The chance meeting happened at around 4pm on August 2 and Ms King told Rob he was welcome to stay at hers if he needed it.

She said he could come for a cup of tea or to stay over and he said he would.

However, having given him her mobile number, she said he hasn’t been in touch and when she returned to Worcester, she couldn’t find him.

“He has been at St Paul’s Hostel and down by the canal. I have been back round. I don’t think he has got any credit on his phone.”

She said seeing the way people looked down at Rob while she was talking to him, was upsetting – knowing that he is a hardworking and generous man.

She said: “I can’t understand why people find the homeless intimidating. It could be them. He has gone from everything to nothing in such a short time.”

Ms King, who also has another son who is 31, said Dion told her: “When he grows up he wants to open a place for all the homeless people to go.”

Last week, the government unveiled its new £100m strategy to tackle rough sleeping on England’s streets.

Housing Secretary James Brokenshire vowed to make homelessness a “thing of the past” and the government has vowed to end rough sleeping by 2027.

“help people turn their lives around”, including support for mental health and addictions.

As reported in the BBC, homelessness has been on the rise for the past seven years, with around 4,750 people estimated to be sleeping rough on any given night in England in 2017.

The Rough Sleeping Strategy is set to focus on preventing people from becoming homeless in the first place by offering a range of support.

Jonathan Sutton, who runs St Paul’s Hostel, attended a police raid at a homeless encampment off New Road last month.

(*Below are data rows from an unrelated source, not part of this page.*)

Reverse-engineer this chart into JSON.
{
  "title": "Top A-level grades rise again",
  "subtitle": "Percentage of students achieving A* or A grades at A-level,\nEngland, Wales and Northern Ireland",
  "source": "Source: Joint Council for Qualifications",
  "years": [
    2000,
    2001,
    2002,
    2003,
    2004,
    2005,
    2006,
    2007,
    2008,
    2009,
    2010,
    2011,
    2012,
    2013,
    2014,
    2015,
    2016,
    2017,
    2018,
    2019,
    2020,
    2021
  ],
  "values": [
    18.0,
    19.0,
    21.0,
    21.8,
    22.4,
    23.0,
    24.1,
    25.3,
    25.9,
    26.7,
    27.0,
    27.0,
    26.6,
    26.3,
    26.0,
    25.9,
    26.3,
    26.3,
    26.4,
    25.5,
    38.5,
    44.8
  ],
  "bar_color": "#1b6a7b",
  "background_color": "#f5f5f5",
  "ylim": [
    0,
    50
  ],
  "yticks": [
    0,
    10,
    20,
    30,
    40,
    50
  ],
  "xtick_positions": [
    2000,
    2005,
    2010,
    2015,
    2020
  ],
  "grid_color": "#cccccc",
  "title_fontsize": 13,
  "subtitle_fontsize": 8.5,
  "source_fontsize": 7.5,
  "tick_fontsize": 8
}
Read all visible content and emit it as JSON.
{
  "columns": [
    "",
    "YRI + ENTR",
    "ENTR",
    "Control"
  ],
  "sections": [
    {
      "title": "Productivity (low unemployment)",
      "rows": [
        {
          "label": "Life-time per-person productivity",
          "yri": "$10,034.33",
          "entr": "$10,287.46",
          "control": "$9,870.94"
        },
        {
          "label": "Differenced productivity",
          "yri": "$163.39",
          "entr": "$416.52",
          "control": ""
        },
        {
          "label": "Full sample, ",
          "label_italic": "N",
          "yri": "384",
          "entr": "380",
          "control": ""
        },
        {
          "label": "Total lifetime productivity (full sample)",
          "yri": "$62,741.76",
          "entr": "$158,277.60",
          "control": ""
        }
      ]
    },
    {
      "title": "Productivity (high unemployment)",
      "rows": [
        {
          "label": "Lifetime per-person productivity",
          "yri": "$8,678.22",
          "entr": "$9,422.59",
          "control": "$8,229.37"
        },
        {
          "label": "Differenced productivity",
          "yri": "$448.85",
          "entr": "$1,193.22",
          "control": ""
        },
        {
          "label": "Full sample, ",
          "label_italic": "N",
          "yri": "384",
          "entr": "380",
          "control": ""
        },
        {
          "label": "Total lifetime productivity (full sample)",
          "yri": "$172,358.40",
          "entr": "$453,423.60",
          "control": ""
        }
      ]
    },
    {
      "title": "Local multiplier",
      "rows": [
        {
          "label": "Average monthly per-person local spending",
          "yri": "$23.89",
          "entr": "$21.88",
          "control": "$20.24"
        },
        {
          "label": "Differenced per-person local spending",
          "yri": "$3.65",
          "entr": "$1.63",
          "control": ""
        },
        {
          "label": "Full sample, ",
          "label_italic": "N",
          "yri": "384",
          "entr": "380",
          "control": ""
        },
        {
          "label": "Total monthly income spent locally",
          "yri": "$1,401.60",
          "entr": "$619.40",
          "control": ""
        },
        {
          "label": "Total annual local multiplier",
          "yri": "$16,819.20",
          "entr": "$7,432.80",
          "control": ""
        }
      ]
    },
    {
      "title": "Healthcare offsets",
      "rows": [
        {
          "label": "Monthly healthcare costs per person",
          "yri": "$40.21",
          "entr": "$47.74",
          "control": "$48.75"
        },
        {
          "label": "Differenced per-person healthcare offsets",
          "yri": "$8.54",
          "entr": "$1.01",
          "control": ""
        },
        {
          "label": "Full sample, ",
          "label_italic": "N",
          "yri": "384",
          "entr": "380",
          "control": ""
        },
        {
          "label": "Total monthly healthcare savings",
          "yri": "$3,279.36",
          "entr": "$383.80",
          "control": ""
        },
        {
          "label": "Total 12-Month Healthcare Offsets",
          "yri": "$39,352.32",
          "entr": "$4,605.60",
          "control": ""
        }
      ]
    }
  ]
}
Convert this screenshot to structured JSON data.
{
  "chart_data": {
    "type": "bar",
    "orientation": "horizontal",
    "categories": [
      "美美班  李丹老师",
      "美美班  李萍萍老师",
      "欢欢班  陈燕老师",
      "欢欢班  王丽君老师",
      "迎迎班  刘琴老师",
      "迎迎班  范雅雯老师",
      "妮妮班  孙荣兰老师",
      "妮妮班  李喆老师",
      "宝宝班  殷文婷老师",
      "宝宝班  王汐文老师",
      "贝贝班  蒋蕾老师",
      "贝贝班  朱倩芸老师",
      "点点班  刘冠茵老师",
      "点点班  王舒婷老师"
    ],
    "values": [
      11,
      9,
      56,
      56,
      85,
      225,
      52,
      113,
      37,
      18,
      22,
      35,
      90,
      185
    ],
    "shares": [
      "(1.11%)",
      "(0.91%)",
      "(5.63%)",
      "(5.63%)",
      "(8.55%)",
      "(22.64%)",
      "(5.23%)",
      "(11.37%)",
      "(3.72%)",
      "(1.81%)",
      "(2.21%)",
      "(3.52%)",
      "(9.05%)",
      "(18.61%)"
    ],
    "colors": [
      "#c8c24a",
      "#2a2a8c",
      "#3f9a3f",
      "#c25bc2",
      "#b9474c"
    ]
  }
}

Officers had obtained a dispersal order, after reports of a stabbing at the camp.

Referring to the homeless issue in the city, Mr Sutton said: “What’s the solution? The poor police are caught between a rock and a hard place.

“There’s more to it than homelessness, but it should motivate us to re-double our efforts and find a solution for this.

“There are complicated stories – it’s more than about what the public just see.

“It’s much more than people living in a tent – there’s more gone on with their lives that has led them to be here. The unravelling of that is the complicated and the hard bit for everybody. It’s not a choice to be homeless.”